# First HDR Tips?



## laynea24 (Nov 21, 2012)

Please ignore the Photomatix watermark. I used the free trial to do this.


----------



## ronlane (Nov 21, 2012)

Not bad at all. You didn't "over-cook" it. Where was that taken in OK? (from OKC area myself).


----------



## christop (Nov 21, 2012)

The sky looks overexposed in the beige areas. This means you didn't bracket your exposures far enough in the "underexposed" direction to prevent the sky from blowing out.


----------



## BobSaget (Nov 21, 2012)

Looks good to me, mustn't have been very windy when you took it, I don't see any ghosting in the limbs. Also, no annoying Halos in areas where the trees meet the sky.


----------



## fjrabon (Nov 21, 2012)

trees where the sky comes through are hard, if not impossible to get right, and you do see some halo-ing around these trees.  Exposure wise, and processing wise I'm more or less okay with how it came out.  The biggest issues I have with the picture have nothing to do with the HDR and more to do with the tilt and no real coherent sense of composition with the photograph generally.  

Basically you have a tilted picture of a tiny mailbox is how the picture reads compositionally.


----------



## laynea24 (Nov 21, 2012)

fjrabon said:


> trees where the sky comes through are hard, if not impossible to get right, and you do see some halo-ing around these trees.  Exposure wise, and processing wise I'm more or less okay with how it came out.  The biggest issues I have with the picture have nothing to do with the HDR and more to do with the tilt and no real coherent sense of composition with the photograph generally.
> 
> Basically you have a tilted picture of a tiny mailbox is how the picture reads compositionally.



Shoot! I got so excited about posting it that I forgot to crop it! Thanks for pointing that out.


----------



## laynea24 (Nov 21, 2012)

Okay, so next time I'll go further in the underexposed direction. How far should I go in the other direction? Overexpose or correct?


----------



## laynea24 (Nov 21, 2012)

ronlane said:


> Not bad at all. You didn't "over-cook" it. Where was that taken in OK? (from OKC area myself).



This is at Lake Guthrie!


----------



## christop (Nov 21, 2012)

laynea24 said:


> Okay, so next time I'll go further in the underexposed direction. How far should I go in the other direction? Overexpose or correct?

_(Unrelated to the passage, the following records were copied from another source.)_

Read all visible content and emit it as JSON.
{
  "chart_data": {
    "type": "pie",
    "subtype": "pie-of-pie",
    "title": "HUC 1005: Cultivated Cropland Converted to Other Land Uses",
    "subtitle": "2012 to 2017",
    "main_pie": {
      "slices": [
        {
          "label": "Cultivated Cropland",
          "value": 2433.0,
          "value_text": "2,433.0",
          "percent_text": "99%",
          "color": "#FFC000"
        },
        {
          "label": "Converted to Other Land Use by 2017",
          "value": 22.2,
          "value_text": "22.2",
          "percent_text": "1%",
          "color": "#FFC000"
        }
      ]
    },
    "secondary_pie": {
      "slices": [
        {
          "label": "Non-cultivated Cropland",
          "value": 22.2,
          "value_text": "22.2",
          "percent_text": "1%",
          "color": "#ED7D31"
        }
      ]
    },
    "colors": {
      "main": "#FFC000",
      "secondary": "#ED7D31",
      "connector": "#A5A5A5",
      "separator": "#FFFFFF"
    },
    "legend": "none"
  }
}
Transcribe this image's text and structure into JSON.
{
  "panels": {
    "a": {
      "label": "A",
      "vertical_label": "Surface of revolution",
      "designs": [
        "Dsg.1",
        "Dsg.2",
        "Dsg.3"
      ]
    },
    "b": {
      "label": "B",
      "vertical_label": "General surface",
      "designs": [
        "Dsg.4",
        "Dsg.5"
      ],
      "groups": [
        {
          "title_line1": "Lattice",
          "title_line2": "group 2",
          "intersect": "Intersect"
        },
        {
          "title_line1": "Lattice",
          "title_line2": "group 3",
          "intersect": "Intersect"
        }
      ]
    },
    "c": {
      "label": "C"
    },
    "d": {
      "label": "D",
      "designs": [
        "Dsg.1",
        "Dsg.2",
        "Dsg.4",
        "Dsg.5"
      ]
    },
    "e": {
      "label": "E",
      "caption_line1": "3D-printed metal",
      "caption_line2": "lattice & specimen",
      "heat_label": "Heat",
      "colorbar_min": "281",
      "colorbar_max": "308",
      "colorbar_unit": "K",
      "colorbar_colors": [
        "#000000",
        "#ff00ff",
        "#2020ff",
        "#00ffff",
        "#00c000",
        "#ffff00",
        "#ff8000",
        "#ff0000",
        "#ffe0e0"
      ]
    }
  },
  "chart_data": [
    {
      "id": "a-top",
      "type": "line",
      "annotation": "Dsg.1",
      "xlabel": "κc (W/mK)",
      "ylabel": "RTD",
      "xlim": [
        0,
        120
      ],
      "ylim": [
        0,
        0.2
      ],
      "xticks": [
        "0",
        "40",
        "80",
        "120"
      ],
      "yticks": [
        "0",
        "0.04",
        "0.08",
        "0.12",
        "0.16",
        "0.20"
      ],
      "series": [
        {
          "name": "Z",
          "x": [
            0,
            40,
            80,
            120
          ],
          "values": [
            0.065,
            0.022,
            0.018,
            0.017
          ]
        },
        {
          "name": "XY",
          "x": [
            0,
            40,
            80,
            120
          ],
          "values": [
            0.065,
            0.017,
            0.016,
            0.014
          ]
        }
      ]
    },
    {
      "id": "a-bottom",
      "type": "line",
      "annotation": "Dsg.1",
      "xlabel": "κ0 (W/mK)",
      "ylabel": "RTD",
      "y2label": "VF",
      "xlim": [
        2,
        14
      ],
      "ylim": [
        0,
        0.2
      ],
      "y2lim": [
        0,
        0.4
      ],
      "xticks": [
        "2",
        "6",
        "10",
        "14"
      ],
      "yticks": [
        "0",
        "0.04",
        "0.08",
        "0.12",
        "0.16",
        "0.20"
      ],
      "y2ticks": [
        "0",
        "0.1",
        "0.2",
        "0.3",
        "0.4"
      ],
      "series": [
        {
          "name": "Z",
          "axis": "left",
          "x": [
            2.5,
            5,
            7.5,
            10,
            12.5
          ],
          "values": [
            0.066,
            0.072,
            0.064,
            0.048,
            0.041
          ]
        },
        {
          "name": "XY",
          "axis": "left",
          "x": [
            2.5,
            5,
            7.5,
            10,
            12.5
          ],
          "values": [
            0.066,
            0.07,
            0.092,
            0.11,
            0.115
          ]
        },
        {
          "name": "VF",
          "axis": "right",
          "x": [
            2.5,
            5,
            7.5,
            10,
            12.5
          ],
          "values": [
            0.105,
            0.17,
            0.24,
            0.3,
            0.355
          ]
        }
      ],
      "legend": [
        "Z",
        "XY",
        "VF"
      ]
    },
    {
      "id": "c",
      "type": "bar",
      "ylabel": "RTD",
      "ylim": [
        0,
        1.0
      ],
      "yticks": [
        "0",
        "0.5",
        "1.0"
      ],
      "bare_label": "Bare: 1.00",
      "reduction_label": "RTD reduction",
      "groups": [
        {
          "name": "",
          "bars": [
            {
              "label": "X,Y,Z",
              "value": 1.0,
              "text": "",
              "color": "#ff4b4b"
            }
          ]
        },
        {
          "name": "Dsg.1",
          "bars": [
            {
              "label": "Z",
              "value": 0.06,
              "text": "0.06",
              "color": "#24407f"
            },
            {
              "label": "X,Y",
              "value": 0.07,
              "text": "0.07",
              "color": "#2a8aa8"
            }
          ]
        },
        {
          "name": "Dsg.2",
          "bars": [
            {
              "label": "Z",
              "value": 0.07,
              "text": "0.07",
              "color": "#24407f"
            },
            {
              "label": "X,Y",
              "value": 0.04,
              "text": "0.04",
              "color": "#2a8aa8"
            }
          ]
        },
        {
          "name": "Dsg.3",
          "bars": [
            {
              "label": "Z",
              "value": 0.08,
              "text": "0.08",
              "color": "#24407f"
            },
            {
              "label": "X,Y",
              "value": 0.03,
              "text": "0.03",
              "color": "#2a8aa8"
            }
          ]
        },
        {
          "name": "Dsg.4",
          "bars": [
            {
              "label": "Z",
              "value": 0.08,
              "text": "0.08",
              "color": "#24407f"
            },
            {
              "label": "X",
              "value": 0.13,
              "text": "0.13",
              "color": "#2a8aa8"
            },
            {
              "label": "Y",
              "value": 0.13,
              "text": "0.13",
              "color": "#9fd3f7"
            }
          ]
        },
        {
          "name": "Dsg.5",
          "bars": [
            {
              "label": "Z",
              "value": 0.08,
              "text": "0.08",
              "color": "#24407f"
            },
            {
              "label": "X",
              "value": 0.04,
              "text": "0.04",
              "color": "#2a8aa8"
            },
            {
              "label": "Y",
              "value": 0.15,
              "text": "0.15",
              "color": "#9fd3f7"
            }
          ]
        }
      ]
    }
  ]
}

It seems to have enough detail in the shadows as it is, but it wouldn't hurt to overexpose more if you wanted to get more detail in there. The blown-out portion of the sky is what really stands out to me.


----------



## laynea24 (Nov 21, 2012)

Thanks! That answers my question.


----------



## Red_John (Dec 4, 2012)

A good tip for shooting HDR, probably you already know it: Always photograph in Apperture Priority mode.


----------



## laynea24 (Dec 7, 2012)

Red_John said:
			
		

> A good tip for shooting HDR, probably you already know it: Always photograph in Apperture Priority mode.



No, I didn't know that. Thanks for the tip.


----------



## DannyLewis (Dec 7, 2012)

laynea24 said:


> ronlane said:
> 
> 
> > Not bad at all. You didn't "over-cook" it. Where was that taken in OK? (from OKC area myself).
> ...


I am on Lake Hudson. Border town on the Cherokee Rez....


----------



## laynea24 (Dec 9, 2012)

DannyLewis said:
			
		

> I am on Lake Hudson. Border town on the Cherokee Rez....



Oh, cool! I don't think I've ever been there.


----------



## 480sparky (Dec 9, 2012)

Composition aside, the image is flat and lifeless.  An increase in contrast and maybe some more saturation.

And I agree with the beige sky.... it's not been rendered correctly.  All the frames probably had those areas totally blown out, even the under-exposed frames.


----------



## laynea24 (Dec 9, 2012)

480sparky said:
			
		

> Composition aside, the image is flat and lifeless.  An increase in contrast and maybe some more saturation.
> 
> And I agree with the beige sky.... it's not been rendered correctly.  All the frames probably had those areas totally blown out, even the under-exposed frames.



Thanks! I'll keep that in mind next time I try this.


----------



## snowbear (Dec 9, 2012)

This is better than a lot that I have seen.

I haven't tried HDR, yet - haven't come across a scene or situation where it would be beneficial.  I have read that you expose for the shadows and the highlights, then figure out how many exposures you need in between.


----------



## unpopular (Dec 9, 2012)

my advice for anyone interested in HDR is to just stop. :lmao:

... actually, in all seriousness, it's very important that you understand traditional post processing and exposure techniques before attempting HDR. I'm not saying you don't, but something to keep in mind. A lot of people kind of see HDR as a way to escape genuine skill. It isn't, HDR and from my experience adds another layer of complexity to get good results.


----------



## laynea24 (Dec 9, 2012)

unpopular said:
			
		

> my advice for anyone interested in HDR is to just stop. :lmao:
> 
> ... actually, in all seriousness, it's very important that you understand traditional post processing and exposure techniques before attempting HDR. I'm not saying you don't, but something to keep in mind. A lot of people kind of see HDR as a way to escape genuine skill. It isn't, HDR and from my experience adds another layer of complexity to get good results.



I definitely don't think it's a way to escape genuine skill! It's very tough to accomplish a great HDR photo. I think that's why I'm interested in it.


----------